Data analysis was performed using Amnis IDEAS software (version 6.2). Image display mapping was linearly adjusted for all fluorescent events for each channel and then applied to all files of the respective experiment. To ensure the analysis of EVs we (1) selected all particles with SSC intensities ≤ 900 a.u., and (2) identified and excluded coincidence detection by counting the number of fluorescent spots within the pixel grid for each event acquired; events showing multiple spots were excluded from analysis²³. This gating strategy ensures the selection and analysis of single spot fluorescent particles ≤ 400 nm. Gating areas and cut-offs were established through identification of (fluorescent) populations in unstained and single stained samples, and arbitrary fluorescent intensities were converted into Equivalent number of Reference Fluorophores (ERF) values based on previously published calibration data²³. Lower and upper gating area cut-offs were defined as 677 – 112,201 ERF for BV421, and 6.40 – 123 ERF for APC.

Statistical analysis

Statistical analysis was performed using R version 4.0.2 and RStudio (RStudio Team (2016).

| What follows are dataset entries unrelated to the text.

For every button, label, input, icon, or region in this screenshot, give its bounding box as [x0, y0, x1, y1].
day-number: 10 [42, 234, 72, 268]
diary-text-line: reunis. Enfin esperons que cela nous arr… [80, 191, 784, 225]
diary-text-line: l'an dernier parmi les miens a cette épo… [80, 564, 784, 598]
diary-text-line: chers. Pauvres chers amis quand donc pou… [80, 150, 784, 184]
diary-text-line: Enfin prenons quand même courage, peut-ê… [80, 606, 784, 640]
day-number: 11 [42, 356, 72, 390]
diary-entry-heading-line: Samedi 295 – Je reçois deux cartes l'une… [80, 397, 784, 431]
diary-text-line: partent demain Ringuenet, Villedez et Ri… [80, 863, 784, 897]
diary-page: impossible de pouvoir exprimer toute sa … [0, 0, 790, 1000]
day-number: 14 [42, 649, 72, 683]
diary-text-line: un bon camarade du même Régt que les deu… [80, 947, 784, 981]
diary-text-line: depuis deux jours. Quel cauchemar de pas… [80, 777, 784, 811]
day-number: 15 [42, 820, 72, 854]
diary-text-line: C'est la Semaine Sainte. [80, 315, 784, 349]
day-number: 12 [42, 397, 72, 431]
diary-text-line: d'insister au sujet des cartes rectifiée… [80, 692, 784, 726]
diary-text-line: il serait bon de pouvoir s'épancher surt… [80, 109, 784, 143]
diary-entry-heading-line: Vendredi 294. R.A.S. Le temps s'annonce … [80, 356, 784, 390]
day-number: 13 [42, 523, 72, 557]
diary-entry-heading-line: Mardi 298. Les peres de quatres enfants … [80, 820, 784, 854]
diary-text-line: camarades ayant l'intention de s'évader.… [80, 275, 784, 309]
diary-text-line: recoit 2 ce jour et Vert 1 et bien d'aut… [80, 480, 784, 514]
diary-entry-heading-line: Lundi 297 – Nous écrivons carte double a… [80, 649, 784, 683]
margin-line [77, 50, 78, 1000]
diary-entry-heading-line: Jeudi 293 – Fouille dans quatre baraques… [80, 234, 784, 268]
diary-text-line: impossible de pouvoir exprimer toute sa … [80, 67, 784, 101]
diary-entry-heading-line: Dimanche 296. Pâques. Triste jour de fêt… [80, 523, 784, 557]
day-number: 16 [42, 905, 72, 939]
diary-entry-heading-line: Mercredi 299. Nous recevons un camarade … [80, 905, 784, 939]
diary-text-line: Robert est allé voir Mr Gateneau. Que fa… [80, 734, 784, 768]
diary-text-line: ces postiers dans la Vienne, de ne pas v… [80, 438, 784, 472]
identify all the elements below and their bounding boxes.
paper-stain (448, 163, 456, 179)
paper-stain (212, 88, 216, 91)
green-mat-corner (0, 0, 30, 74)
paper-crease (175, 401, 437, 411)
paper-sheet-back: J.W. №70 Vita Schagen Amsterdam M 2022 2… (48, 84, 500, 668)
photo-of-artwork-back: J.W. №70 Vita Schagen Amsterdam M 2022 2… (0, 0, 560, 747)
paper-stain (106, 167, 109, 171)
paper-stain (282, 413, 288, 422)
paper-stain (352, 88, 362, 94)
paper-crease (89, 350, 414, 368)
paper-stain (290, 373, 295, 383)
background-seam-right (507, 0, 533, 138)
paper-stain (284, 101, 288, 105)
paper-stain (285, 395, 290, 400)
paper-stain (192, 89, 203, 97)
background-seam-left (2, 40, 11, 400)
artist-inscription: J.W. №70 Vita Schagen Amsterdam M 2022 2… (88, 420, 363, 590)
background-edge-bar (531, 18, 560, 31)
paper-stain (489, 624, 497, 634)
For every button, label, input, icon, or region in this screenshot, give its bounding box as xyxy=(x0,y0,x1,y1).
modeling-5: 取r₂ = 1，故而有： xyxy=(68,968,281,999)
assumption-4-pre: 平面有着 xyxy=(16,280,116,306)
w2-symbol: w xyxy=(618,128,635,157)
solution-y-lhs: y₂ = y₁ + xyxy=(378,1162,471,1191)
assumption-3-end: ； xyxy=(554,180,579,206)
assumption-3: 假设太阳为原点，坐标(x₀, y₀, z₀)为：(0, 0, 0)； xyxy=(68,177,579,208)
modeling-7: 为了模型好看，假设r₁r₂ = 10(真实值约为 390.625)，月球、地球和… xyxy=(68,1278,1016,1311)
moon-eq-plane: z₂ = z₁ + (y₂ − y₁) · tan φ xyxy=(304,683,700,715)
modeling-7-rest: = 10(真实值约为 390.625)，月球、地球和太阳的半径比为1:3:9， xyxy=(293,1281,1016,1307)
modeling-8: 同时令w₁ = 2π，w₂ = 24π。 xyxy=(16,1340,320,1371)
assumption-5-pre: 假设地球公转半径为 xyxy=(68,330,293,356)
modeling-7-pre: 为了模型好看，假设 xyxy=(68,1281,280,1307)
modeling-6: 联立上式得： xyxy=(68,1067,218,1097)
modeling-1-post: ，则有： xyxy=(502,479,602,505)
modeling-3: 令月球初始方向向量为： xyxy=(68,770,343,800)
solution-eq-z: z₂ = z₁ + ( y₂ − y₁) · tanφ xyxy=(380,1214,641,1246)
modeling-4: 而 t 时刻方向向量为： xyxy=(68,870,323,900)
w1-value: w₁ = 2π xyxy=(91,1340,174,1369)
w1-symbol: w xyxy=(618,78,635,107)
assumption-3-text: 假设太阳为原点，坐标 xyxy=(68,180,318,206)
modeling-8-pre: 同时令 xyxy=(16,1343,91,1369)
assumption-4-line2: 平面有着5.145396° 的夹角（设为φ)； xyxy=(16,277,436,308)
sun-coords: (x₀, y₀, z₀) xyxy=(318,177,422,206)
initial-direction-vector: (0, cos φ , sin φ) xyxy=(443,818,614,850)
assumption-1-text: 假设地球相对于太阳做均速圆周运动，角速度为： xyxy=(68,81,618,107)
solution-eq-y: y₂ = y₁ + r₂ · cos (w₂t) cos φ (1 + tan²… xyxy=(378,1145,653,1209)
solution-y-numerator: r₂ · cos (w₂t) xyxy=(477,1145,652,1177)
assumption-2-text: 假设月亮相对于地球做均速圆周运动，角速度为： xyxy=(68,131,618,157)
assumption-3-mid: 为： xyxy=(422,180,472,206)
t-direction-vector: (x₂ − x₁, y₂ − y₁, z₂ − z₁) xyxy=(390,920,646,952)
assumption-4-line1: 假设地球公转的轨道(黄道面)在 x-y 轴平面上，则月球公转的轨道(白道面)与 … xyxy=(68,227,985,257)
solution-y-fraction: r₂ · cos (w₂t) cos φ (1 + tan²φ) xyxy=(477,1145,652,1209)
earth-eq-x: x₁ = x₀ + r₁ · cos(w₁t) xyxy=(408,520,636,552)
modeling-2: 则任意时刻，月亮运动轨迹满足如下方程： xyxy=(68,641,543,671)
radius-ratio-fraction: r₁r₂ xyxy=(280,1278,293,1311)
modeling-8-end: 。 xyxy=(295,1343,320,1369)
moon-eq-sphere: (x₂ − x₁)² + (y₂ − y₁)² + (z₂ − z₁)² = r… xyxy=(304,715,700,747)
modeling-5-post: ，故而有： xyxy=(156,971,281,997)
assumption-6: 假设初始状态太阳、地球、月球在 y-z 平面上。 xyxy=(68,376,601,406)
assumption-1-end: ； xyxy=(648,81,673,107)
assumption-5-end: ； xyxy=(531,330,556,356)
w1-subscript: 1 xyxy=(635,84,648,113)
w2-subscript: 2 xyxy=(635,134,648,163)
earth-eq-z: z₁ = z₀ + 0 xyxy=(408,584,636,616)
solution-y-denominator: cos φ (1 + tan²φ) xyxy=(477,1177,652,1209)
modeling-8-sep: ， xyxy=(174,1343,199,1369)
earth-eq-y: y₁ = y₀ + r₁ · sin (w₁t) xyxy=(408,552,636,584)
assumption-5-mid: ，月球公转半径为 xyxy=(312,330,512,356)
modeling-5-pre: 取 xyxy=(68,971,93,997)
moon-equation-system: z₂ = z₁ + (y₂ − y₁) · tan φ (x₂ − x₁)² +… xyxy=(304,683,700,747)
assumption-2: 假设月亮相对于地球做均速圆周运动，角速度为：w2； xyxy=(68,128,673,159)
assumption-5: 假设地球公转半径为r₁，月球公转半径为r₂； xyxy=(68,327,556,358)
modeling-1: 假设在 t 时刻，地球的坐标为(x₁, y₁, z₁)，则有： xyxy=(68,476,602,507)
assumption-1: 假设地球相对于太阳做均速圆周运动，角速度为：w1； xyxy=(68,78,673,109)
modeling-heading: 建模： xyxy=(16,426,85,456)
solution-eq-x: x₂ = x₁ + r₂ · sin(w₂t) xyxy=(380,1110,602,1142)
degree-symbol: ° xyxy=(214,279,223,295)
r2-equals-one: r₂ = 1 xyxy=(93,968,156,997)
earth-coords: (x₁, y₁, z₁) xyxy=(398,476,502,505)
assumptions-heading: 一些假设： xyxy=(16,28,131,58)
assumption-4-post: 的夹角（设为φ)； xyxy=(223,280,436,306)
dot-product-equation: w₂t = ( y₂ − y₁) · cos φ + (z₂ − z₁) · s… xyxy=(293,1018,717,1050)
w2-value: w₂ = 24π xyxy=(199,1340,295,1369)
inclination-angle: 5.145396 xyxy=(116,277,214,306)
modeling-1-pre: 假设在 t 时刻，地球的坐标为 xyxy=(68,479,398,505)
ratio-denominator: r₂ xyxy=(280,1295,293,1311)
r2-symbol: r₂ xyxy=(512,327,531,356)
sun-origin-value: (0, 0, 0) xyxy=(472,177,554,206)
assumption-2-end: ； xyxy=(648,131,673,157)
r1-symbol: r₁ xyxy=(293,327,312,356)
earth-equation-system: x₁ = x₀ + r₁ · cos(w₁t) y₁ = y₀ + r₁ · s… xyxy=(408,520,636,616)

RStudio: Integrated Development for R. RStudio, Inc., Boston, MA URL http://www.rstudio.com/.) version 1.1.463. All concentrations reported in this work were corrected for sample dilution (before acquisition − 380 µL total volume per test containing 30 µL sample =  ~ 12.33-fold dilution factor) and are shown as the mean ± standard deviation unless specified otherwise. Statistical significance between EV concentrations and groups was determined through two-sided t-tests, 95% CI with unpaired data.

Abbreviations

EVs

Extracellular vesicles

dd-EVs

donor-derived extracellular vesicles

IFCM

Imaging flow cytometry

KTR

Kidney transplant recipient

HLA

Human leukocyte antigen

PPP

Platelet-poor plasma

SSC

Side scatter

Author contributions

W.W.W. participated in the research design, performance of the research, data analysis, article drafting and is the corresponding author. D.A.H., C.C.B., M.J.H., K.B. participated in the research design and writing of the manuscript. All authors reviewed the manuscript and approved its final version.

Data availability

All source data underlying the figures presented in this work are provided as ‘Supplementary Data Figs. 1–4’. Any other relevant data are available from the corresponding author upon reasonable request.

Competing interests

In the last three years, D.A. Hesselink has received lecture fees and consulting fees from Astellas Pharma, Chiesi Pharma, Medincell, Novartis Pharma, Sangamo Therapeutics and Vifor Pharma. He has received grant support from Astellas Pharma and Chiesi Pharma [paid to his institution]. D.A. Hesselink does not have employment or stock ownership at any of these companies, and neither does he have patents or patent applications. All other authors declare to not have competing interests.

Supplementary Information

The online version contains supplementary material available at 10.1038/s41598-022-26580-6.